TYACK, J. dissenting.

{¶ 32} I respectfully dissent. I think that the trial court was within its discretion to find that service of process had been perfected, so the underlying judgment was valid.

{¶ 33} Alison R. Fournier's mother filled out an affidavit in which the mother swore that she had "no recollection of having ever received that mail," referring to the ordinary mail service of the complaint. The United States Postal Service did not return the ordinary mail service, which implies that the mail arrived at the address. The mother's affidavit does not say who else lives at the address and might have taken in the mail, but apparently Alison's father also lives there and presumably could have handled the mail. In testimony at an evidentiary hearing later, Alison's mother acknowledged that her husband also handled the mail.

{¶ 34} The mother and daughter live only a few blocks from each other in the German Village area of Columbus, Ohio. Alison worked at Jacob Neal Salon Innovations where her mother was the office manager. Under those circumstances, the mother and daughter in all likelihood communicated daily. The mother and daughter used the mother's address for payroll purposes for many years.
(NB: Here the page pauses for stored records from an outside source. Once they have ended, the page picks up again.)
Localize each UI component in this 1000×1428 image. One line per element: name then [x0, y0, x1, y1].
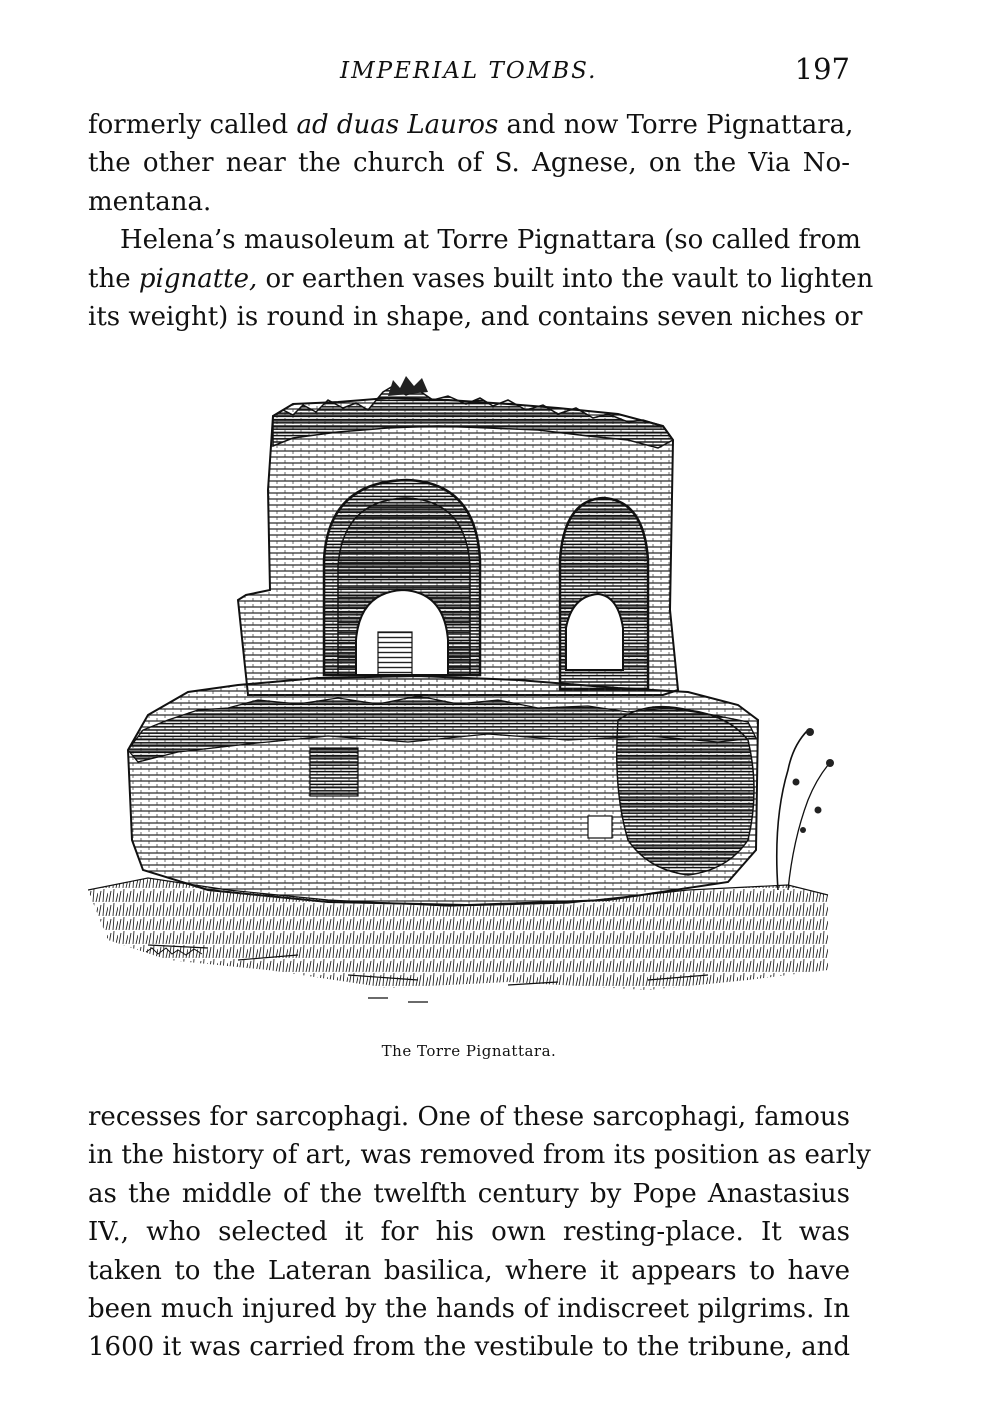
text-span: the — [88, 263, 139, 294]
text-line: mentana. — [88, 186, 212, 217]
text-line: the other near the church of S. Agnese, on the Via No- — [88, 148, 850, 179]
running-head — [88, 52, 850, 92]
text-line — [88, 106, 854, 144]
torre-pignattara-engraving — [88, 370, 850, 1020]
figure — [88, 370, 850, 1020]
paragraph-top — [88, 106, 874, 336]
text-span: formerly called — [88, 110, 297, 140]
text-line: Helena’s mausoleum at Torre Pignattara (so called from — [120, 225, 861, 256]
text-line: as the middle of the twelfth century by Pope Anastasius — [88, 1178, 850, 1209]
paragraph-bottom — [88, 1098, 871, 1367]
figure-caption: The Torre Pignattara. — [381, 1042, 557, 1060]
text-line: its weight) is round in shape, and contains seven niches or — [88, 301, 863, 332]
text-span: and now Torre Pignattara, — [498, 110, 854, 140]
text-line: IV., who selected it for his own resting-place. It was — [88, 1217, 850, 1248]
italic-phrase: ad duas Lauros — [296, 110, 499, 140]
text-line: 1600 it was carried from the vestibule to the tribune, and — [88, 1332, 850, 1363]
text-line: in the history of art, was removed from its position as early — [88, 1140, 871, 1171]
running-title: IMPERIAL TOMBS. — [340, 58, 598, 84]
text-line — [88, 260, 874, 298]
text-line: recesses for sarcophagi. One of these sarcophagi, famous — [88, 1102, 850, 1132]
text-line: taken to the Lateran basilica, where it appears to have — [88, 1255, 850, 1286]
text-span: or earthen vases built into the vault to lighten — [257, 263, 874, 294]
page-number: 197 — [794, 52, 850, 86]
italic-phrase: pignatte, — [138, 263, 258, 294]
text-line: been much injured by the hands of indiscreet pilgrims. In — [88, 1293, 850, 1324]
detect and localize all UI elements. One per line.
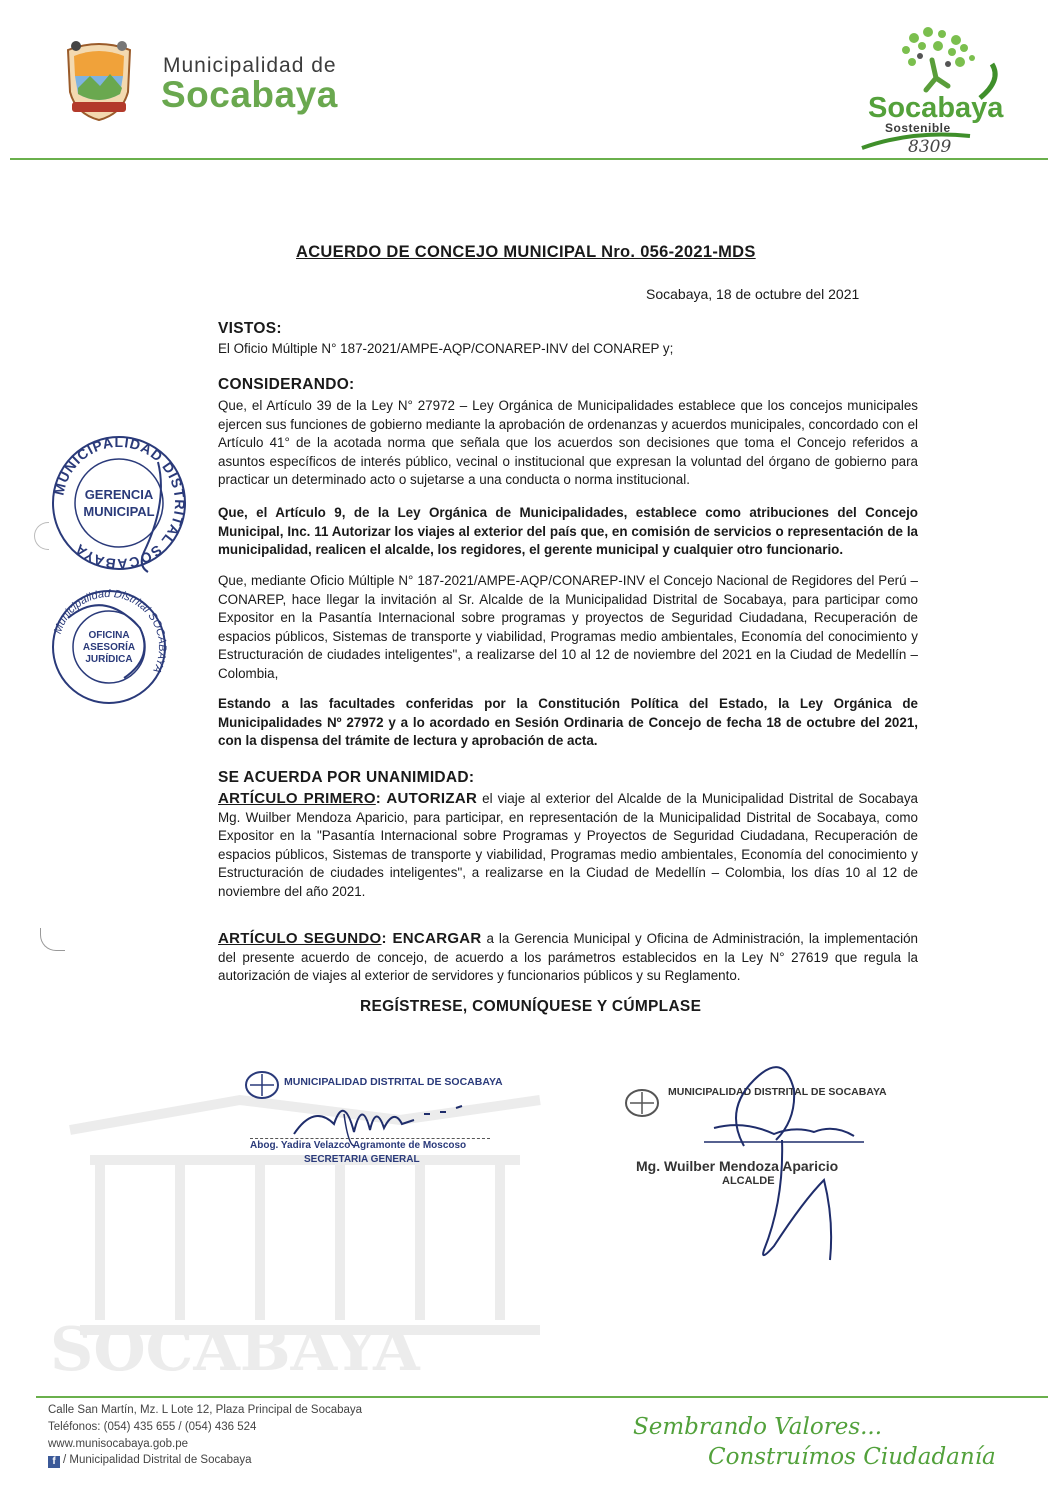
footer-address: Calle San Martín, Mz. L Lote 12, Plaza Principal de Socabaya [48,1404,363,1416]
asesoria-stamp-ring-text: Municipalidad Distrital SOCABAYA [51,588,169,675]
municipality-crest-logo [62,36,136,122]
article-one-label: ARTÍCULO PRIMERO [218,790,376,807]
document-date: Socabaya, 18 de octubre del 2021 [646,286,860,302]
watermark-text: SOCABAYA [50,1315,420,1380]
considerando-paragraph-4: Estando a las facultades conferidas por la Constitución Política del Estado, la Ley Orgánica de Municipalidades Nº 27972 y a lo acordado en Sesión Ordinaria de Concejo de fecha 18 de octubre del 2021, con la dispensa del trámite de lectura y aprobación de acta. [218,696,918,749]
secretary-name: Abog. Yadira Velazco Agramonte de Moscoso [250,1140,467,1151]
gerencia-stamp-ring-text: MUNICIPALIDAD DISTRITAL SOCABAYA [50,433,189,573]
footer-divider [36,1396,1048,1398]
municipality-label: Municipalidad de [163,54,337,77]
header-divider [10,158,1048,160]
vistos-heading: VISTOS: [218,320,282,337]
footer-facebook-label: / Municipalidad Distrital de Socabaya [63,1454,252,1466]
asesoria-juridica-stamp [44,588,174,706]
footer-facebook[interactable] [48,1454,252,1468]
footer-phones: Teléfonos: (054) 435 655 / (054) 436 524 [48,1421,257,1433]
considerando-paragraph-3: Que, mediante Oficio Múltiple N° 187-2021/AMPE-AQP/CONAREP-INV el Concejo Nacional de Regidores del Perú – CONAREP, hace llegar la invitación al Sr. Alcalde de la Municipalidad Distrital de Socabaya, para participar como Expositor en la Pasantía Internacional sobre programas y proyectos de Seguridad Ciudadana, Recuperación de espacios públicos, Sistemas de transporte y viabilidad, Programas medio ambientales, Economía del conocimiento y Estructuración de ciudades inteligentes", a realizarse del 10 al 12 de noviembre del 2021 en la Ciudad de Medellín – Colombia, [218,573,918,681]
secretary-stamp-header: MUNICIPALIDAD DISTRITAL DE SOCABAYA [284,1076,503,1088]
asesoria-stamp-center-1: OFICINA [88,630,130,641]
article-one-text: el viaje al exterior del Alcalde de la Municipalidad Distrital de Socabaya Mg. Wuilber Mendoza Aparicio, para participar, en representación de la Municipalidad Distrital de Socabaya, como Expositor en la "Pasantía Internacional sobre Programas y Proyectos de Seguridad Ciudadana, Recuperación de espacios públicos, Sistemas de transporte y viabilidad, Programas medio ambientales, Economía del conocimiento y Estructuración de ciudades inteligentes", a realizarse en la Ciudad de Medellín – Colombia, los días 10 al 12 de noviembre del año 2021. [218,791,918,899]
mayor-role: ALCALDE [722,1175,775,1187]
municipality-name: Socabaya [161,74,338,115]
handwritten-number: 8309 [908,137,952,157]
article-two-label: ARTÍCULO SEGUNDO [218,930,382,947]
mayor-name: Mg. Wuilber Mendoza Aparicio [636,1158,839,1174]
footer-website[interactable]: www.munisocabaya.gob.pe [48,1438,188,1450]
punch-hole-mark [40,928,65,951]
gerencia-municipal-stamp [48,432,190,574]
acuerda-heading: SE ACUERDA POR UNANIMIDAD: [218,769,475,786]
considerando-heading: CONSIDERANDO: [218,376,355,393]
asesoria-stamp-center-2: ASESORÍA [82,642,136,653]
article-one: ARTÍCULO PRIMERO: AUTORIZAR el viaje al exterior del Alcalde de la Municipalidad Distrital de Socabaya Mg. Wuilber Mendoza Aparicio, para participar, en representación de la Municipalidad Distrital de Socabaya, como Expositor en la "Pasantía Internacional sobre Programas y Proyectos de Seguridad Ciudadana, Recuperación de espacios públicos, Sistemas de transporte y viabilidad, Programas medio ambientales, Economía del conocimiento y Estructuración de ciudades inteligentes", a realizarse en la Ciudad de Medellín – Colombia, los días 10 al 12 de noviembre del año 2021. [218,790,918,899]
mayor-stamp-header: MUNICIPALIDAD DISTRITAL DE SOCABAYA [668,1086,887,1098]
slogan-line-1: Sembrando Valores... [633,1414,883,1440]
punch-hole-mark [34,522,49,550]
facebook-icon: f [48,1456,60,1468]
gerencia-stamp-center-2: MUNICIPAL [83,504,155,519]
considerando-paragraph-2: Que, el Artículo 9, de la Ley Orgánica de Municipalidades, establece como atribuciones del Concejo Municipal, Inc. 11 Autorizar los viajes al exterior del país que, en comisión de servicios o representación de la municipalidad, realicen el alcalde, los regidores, el gerente municipal y cualquier otro funcionario. [218,505,918,558]
municipal-seal-icon [624,1088,660,1118]
article-two-verb: ENCARGAR [392,930,482,947]
municipal-seal-icon [244,1070,280,1100]
secretary-role: SECRETARIA GENERAL [304,1154,420,1165]
secretary-signature-block [244,1050,504,1220]
document-title: ACUERDO DE CONCEJO MUNICIPAL Nro. 056-2021-MDS [296,243,756,261]
asesoria-stamp-center-3: JURÍDICA [85,654,133,665]
closing-formula: REGÍSTRESE, COMUNÍQUESE Y CÚMPLASE [360,998,702,1015]
mayor-signature-block [624,1050,904,1270]
article-two: ARTÍCULO SEGUNDO: ENCARGAR a la Gerencia Municipal y Oficina de Administración, la implementación del presente acuerdo de concejo, de acuerdo a los parámetros establecidos en la Ley N° 27619 que regula la autorización de viajes al exterior de servidores y funcionarios públicos y su Reglamento. [218,930,918,984]
article-one-verb: AUTORIZAR [386,790,478,807]
article-two-text: a la Gerencia Municipal y Oficina de Administración, la implementación del presente acuerdo de concejo, de acuerdo a los parámetros establecidos en la Ley N° 27619 que regula la autorización de viajes al exterior de servidores y funcionarios públicos y su Reglamento. [218,931,918,984]
gerencia-stamp-center-1: GERENCIA [84,487,154,502]
considerando-paragraph-1: Que, el Artículo 39 de la Ley N° 27972 – Ley Orgánica de Municipalidades establece que los concejos municipales ejercen sus funciones de gobierno mediante la aprobación de ordenanzas y acuerdos municipales, concordado con el Artículo 41° de la acotada norma que señala que los acuerdos son decisiones que toma el Concejo referidos a asuntos específicos de interés público, vecinal o institucional que expresan la voluntad del órgano de gobierno para practicar un determinado acto o sujetarse a una conducta o norma institucional. [218,398,918,488]
brand-subtitle: Sostenible [885,121,951,135]
vistos-text: El Oficio Múltiple N° 187-2021/AMPE-AQP/CONAREP-INV del CONAREP y; [218,341,674,356]
slogan-line-2: Construímos Ciudadanía [708,1444,996,1470]
brand-name: Socabaya [868,92,1004,124]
{¶ 35} While testifying before the trial court, when Alison was asked by the judge if she got any mail before the judgment was entered, she responded, "[n]ot at my correct address." (Tr. 18.) In other words, she acknowledged receiving mail but not at her own residence a few blocks away from the residence of her parents. The trial court could very reasonably have inferred that Alison's parents accepted mail for their daughter and made it available for her when she stopped by or visited. Again, Alison's mother acknowledged that her husband sometimes got the mail.

{¶ 36} Alison, when testifying before the trial court, admitted that she had no stable address for a period of time and "stayed with various people." (Tr. 10.) She acknowledged staying with her parents at their German Village residence for as much as five days at a time. This was as long as seven years earlier. Alison acknowledged she left her mother's and father's address as her address on her pay stubs for seven years.
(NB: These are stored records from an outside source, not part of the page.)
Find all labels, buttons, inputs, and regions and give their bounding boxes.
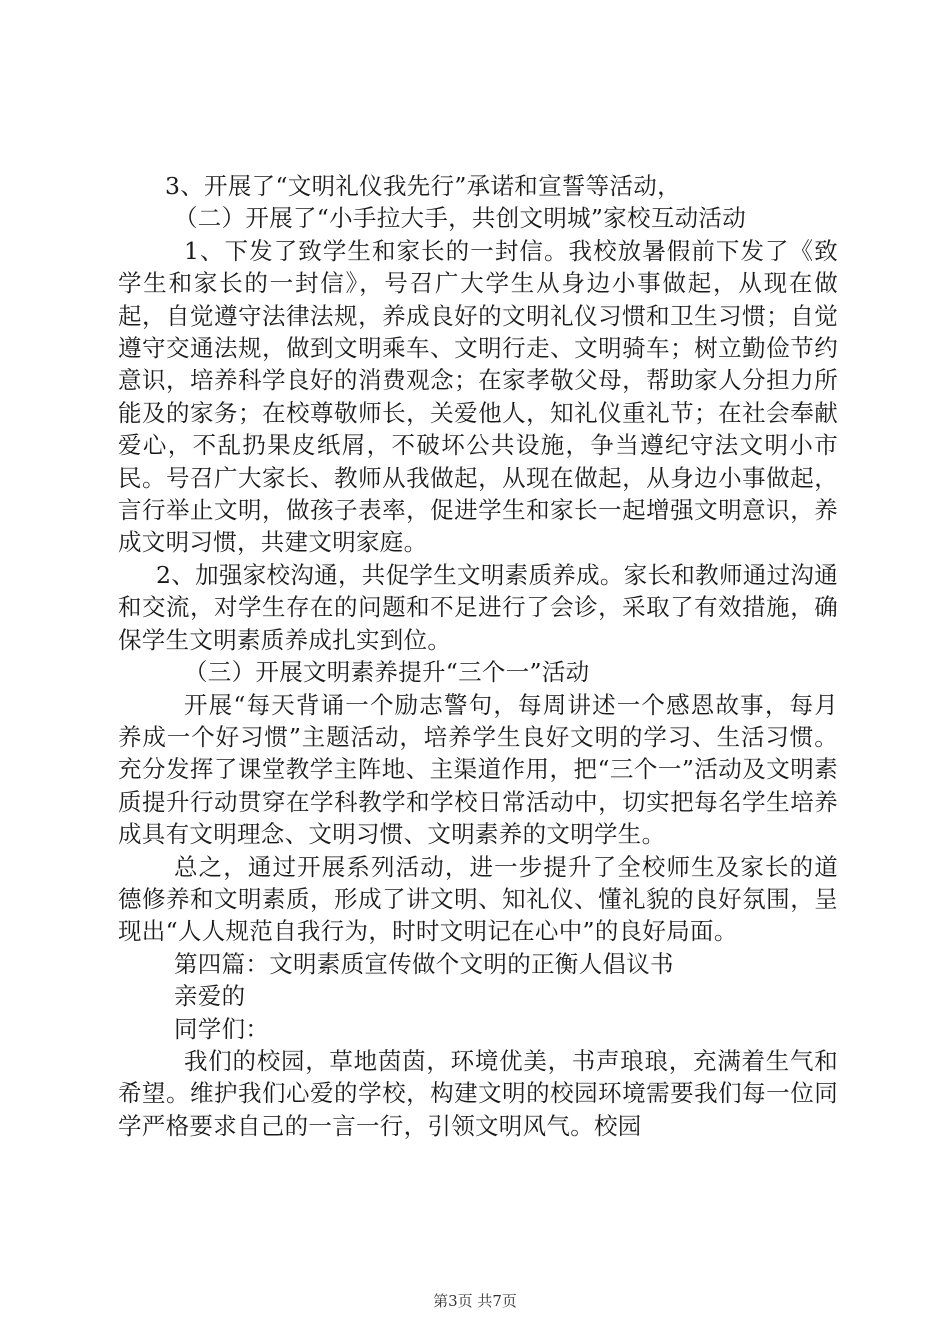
section-heading-3: （三）开展文明素养提升“三个一”活动 — [184, 658, 590, 687]
paragraph-activity-3: 3、开展了“文明礼仪我先行”承诺和宣誓等活动， — [165, 172, 681, 200]
salutation-line-1: 亲爱的 — [174, 982, 246, 1011]
paragraph-three-ones: 开展“每天背诵一个励志警句，每周讲述一个感恩故事，每月养成一个好习惯”主题活动，培养学生良好文明的学习、生活习惯。充分发挥了课堂教学主阵地、主渠道作用，把“三个一”活动及文明素质提升行动贯穿在学科教学和学校日常活动中，切实把每名学生培养成具有文明理念、文明习惯、文明素养的文明学生。 — [118, 690, 838, 849]
paragraph-summary: 总之，通过开展系列活动，进一步提升了全校师生及家长的道德修养和文明素质，形成了讲文明、知礼仪、懂礼貌的良好氛围，呈现出“人人规范自我行为，时时文明记在心中”的良好局面。 — [118, 852, 838, 946]
paragraph-campus: 我们的校园，草地茵茵，环境优美，书声琅琅，充满着生气和希望。维护我们心爱的学校，构建文明的校园环境需要我们每一位同学严格要求自己的一言一行，引领文明风气。校园 — [118, 1046, 838, 1140]
page-number: 第3页 共7页 — [433, 1292, 517, 1310]
document-body — [118, 170, 838, 1142]
chapter-title: 第四篇：文明素质宣传做个文明的正衡人倡议书 — [174, 949, 674, 978]
section-heading-2: （二）开展了“小手拉大手，共创文明城”家校互动活动 — [174, 204, 747, 233]
paragraph-letter: 1、下发了致学生和家长的一封信。我校放暑假前下发了《致学生和家长的一封信》，号召广大学生从身边小事做起，从现在做起，自觉遵守法律法规，养成良好的文明礼仪习惯和卫生习惯；自觉遵守交通法规，做到文明乘车、文明行走、文明骑车；树立勤俭节约意识，培养科学良好的消费观念；在家孝敬父母，帮助家人分担力所能及的家务；在校尊敬师长，关爱他人，知礼仪重礼节；在社会奉献爱心，不乱扔果皮纸屑，不破坏公共设施，争当遵纪守法文明小市民。号召广大家长、教师从我做起，从现在做起，从身边小事做起，言行举止文明，做孩子表率，促进学生和家长一起增强文明意识，养成文明习惯，共建文明家庭。 — [118, 236, 838, 557]
salutation-line-2: 同学们： — [174, 1014, 270, 1043]
paragraph-communication: 2、加强家校沟通，共促学生文明素质养成。家长和教师通过沟通和交流，对学生存在的问题和不足进行了会诊，采取了有效措施，确保学生文明素质养成扎实到位。 — [118, 560, 838, 654]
{¶ 37} Alison clearly should have known she had a significant credit card debt because she received numerous telephone calls at work regarding the debt. She denied under oath owing the money because she claimed she had not received documentation she requested, other than obviously two notices of garnishment after judgment was entered. She also claimed "I just don't recall it." (Tr. 15.) The judgment was for over $12,000.

{¶ 38} Alison's memory also got fuzzy when she was asked if she recalled the details of talking to the law firm which sued her, although she acknowledged having several conversations with them. She also acknowledged filling out worksheets to avoid garnishment after judgment without contesting the underlying judgment.

{¶ 39} Under the circumstances, the trial court was well within its discretion to find that service had been perfected and therefore the judgment was valid. At a minimum, if Alison did not actually receive the copy of the complaint sent to her parents' address, the service at that address was certainly reasonably calculated to be received by her. Under the circumstances, the trial court could also have concluded that Alison was not telling the truth about not receiving the complaint. Alison apparently took her credit card debt seriously only after she was garnished a second time.

{¶ 40} I would overrule the only assignment of error and affirm the judgment of the trial court.

FootNotes


1. Fournier grew up living with her parents in Dayton, Ohio. Fournier's parents did not purchase the Sixth Street residence until 1999.
2. This "assignment of error" merely raises an issue; it does not affirmatively state that the trial court erred. Nevertheless, we will presume that Fournier assigns as error the denial of the motion to vacate.